Assuming perfect conditions, what is the limit of visibility, i.e. how far away is the horizon ?
And now considering an aeroplane flying at cruising altitude (35,000 feet)  how far away is the horizon for them, and how far away can they been seen from the Earth's surface ?
Chris
"I never forget a face, but in your case I'll make an exception"
 Groucho Marx

I'm posting this without having checked it in a reference, so I'm prepared to be full of s.
This can be simplified to a problem in plane geometry, which I studied more years ago than I will ever admit. Here's the construct: Draw a circle of radius r. At the top of the circle, draw a tangent line. Draw a radius line between the center of the circle and the tangent point. Label this line "r". Draw another line from the center, out at an acute angle (30 degrees in my drawing) to intercept the tangent line. Label this line "h". Label the line "d" that goes from the tangent point to the intercept between h and the tangent line. You now have a right triangle rdh defined. The Pythagorean theorem tells us that h^2 = d^2 + r^2. Break the line h into two segements, r, between the center and the circle, and a, between the circle and tangent line. h = r + a. The altitude above the circle, where we observe the horizon is a. The distance to the horizon is d.
Substitute r + a for h, and solve the Pythagorean formula, and find:
d = square root (a^2 + 2ra).
The answer for r = 3900 miles and a = 35,000 feet is d = 228 miles.

Bump...
Yo Chris, is this right or wrong? What's my grade on the quizz?
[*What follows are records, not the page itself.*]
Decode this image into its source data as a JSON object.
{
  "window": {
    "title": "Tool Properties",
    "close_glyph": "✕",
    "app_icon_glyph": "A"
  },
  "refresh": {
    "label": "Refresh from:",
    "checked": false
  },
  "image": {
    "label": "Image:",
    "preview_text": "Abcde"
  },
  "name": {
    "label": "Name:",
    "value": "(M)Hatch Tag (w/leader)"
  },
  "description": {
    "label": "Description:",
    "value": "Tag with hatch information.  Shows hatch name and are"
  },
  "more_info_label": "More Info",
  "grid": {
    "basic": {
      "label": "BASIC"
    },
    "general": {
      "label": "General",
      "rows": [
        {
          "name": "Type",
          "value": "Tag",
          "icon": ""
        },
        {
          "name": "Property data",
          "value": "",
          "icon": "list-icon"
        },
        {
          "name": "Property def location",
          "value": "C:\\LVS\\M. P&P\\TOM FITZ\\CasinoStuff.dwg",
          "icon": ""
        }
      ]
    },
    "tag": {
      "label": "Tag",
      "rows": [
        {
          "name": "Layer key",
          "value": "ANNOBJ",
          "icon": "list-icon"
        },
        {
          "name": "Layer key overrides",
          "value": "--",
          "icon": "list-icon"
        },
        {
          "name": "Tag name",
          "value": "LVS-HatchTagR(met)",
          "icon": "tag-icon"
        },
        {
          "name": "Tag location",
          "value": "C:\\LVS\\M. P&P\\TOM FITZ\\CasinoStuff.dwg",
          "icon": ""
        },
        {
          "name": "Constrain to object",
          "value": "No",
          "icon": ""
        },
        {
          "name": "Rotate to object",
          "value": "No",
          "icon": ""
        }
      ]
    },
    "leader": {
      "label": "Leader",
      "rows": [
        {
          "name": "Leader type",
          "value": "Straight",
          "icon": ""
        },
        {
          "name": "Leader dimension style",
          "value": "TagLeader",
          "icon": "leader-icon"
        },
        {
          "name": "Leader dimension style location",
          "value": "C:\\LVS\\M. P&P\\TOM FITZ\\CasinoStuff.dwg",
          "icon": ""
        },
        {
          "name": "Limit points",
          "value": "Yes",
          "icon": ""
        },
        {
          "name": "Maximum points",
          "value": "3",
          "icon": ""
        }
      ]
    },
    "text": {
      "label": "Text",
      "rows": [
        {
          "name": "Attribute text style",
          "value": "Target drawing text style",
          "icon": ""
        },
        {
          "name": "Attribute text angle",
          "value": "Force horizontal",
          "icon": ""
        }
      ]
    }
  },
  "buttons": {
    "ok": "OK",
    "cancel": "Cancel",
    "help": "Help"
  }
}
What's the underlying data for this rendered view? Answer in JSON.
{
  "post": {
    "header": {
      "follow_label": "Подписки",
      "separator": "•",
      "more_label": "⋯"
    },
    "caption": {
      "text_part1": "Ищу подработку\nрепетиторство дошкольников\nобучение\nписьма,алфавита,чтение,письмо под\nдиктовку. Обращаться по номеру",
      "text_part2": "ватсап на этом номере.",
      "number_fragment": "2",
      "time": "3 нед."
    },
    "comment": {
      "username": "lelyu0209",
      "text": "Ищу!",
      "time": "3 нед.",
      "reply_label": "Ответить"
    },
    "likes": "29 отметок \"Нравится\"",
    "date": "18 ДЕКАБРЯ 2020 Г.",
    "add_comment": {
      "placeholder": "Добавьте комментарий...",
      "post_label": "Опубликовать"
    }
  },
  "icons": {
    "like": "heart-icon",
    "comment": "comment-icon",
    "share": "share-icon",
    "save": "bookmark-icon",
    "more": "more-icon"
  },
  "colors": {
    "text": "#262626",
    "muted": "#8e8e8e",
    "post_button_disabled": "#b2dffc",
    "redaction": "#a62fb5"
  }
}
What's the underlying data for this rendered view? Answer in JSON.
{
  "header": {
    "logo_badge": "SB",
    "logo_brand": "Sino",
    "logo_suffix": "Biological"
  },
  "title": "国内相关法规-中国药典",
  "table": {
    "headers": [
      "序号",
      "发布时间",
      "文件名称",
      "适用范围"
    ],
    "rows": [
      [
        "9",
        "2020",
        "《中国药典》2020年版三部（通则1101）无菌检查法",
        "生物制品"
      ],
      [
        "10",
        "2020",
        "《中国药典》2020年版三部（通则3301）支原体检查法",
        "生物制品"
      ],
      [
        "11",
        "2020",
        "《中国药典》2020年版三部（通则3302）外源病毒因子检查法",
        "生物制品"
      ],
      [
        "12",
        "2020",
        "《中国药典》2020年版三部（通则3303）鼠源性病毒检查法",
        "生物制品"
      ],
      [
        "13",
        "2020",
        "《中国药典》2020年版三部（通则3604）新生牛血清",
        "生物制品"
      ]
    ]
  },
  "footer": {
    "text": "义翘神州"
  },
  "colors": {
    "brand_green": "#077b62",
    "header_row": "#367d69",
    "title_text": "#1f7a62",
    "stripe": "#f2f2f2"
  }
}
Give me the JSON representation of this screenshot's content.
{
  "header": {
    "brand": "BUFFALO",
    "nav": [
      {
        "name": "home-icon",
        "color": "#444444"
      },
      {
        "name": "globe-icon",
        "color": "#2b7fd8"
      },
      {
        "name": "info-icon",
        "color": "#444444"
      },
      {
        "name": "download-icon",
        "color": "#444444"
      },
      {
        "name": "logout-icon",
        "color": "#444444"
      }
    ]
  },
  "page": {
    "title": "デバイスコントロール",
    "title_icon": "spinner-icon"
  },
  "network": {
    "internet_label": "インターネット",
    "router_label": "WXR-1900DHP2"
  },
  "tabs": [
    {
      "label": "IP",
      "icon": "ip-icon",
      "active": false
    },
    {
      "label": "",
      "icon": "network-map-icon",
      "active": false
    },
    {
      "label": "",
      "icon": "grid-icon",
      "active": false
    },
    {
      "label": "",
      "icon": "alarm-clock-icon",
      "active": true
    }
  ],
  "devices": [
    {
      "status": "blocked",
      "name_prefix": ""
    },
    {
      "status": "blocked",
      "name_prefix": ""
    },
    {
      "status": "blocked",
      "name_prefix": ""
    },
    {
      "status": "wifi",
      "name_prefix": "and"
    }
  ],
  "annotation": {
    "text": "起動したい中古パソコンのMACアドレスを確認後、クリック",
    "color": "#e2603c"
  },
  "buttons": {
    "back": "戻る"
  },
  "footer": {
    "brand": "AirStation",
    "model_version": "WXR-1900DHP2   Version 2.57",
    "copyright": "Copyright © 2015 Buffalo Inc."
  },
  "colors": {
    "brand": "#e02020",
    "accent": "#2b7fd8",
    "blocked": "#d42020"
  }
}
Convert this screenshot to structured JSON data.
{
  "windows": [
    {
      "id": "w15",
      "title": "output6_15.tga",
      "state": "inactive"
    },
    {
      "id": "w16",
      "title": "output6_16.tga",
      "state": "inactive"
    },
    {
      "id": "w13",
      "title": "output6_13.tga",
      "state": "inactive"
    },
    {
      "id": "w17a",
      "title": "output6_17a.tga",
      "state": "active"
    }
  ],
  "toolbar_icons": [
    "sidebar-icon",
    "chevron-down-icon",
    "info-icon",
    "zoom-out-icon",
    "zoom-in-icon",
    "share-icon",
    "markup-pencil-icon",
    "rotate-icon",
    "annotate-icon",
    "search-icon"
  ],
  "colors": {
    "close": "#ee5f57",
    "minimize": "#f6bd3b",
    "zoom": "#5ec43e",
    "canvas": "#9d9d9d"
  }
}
Your calculation would give you the lineofsight distance to the horizon, i.e. straight line from the observer's eyeball to the horizon. The actual ground distance along the curved surface of the earth would be a little more.

quote:
Originally posted by gsmollin
Bump...
Yo Chris, is this right or wrong? What's my grade on the quizz?
I've no idea, I was asking the question because I was curious to know the answer, rather than to test anyone !!
Chris
"I never forget a face, but in your case I'll make an exception"
 Groucho Marx

OK, so I broke down and Googled it. Here is a web page where the guy uses my derivation: http://www.wolfram.demon.co.uk/rp_horizon_distance.html
He gets the same formula for the distance to the horizon that I did.
DrPhil, for your edification, method 2 on this web page derives the distance along the surface of the earth. I interpreted Chris's question as straightline distance. It's pretty simple to calculate the fraction of the circumference of a circle you would travel, once you know the central angle, using some trig.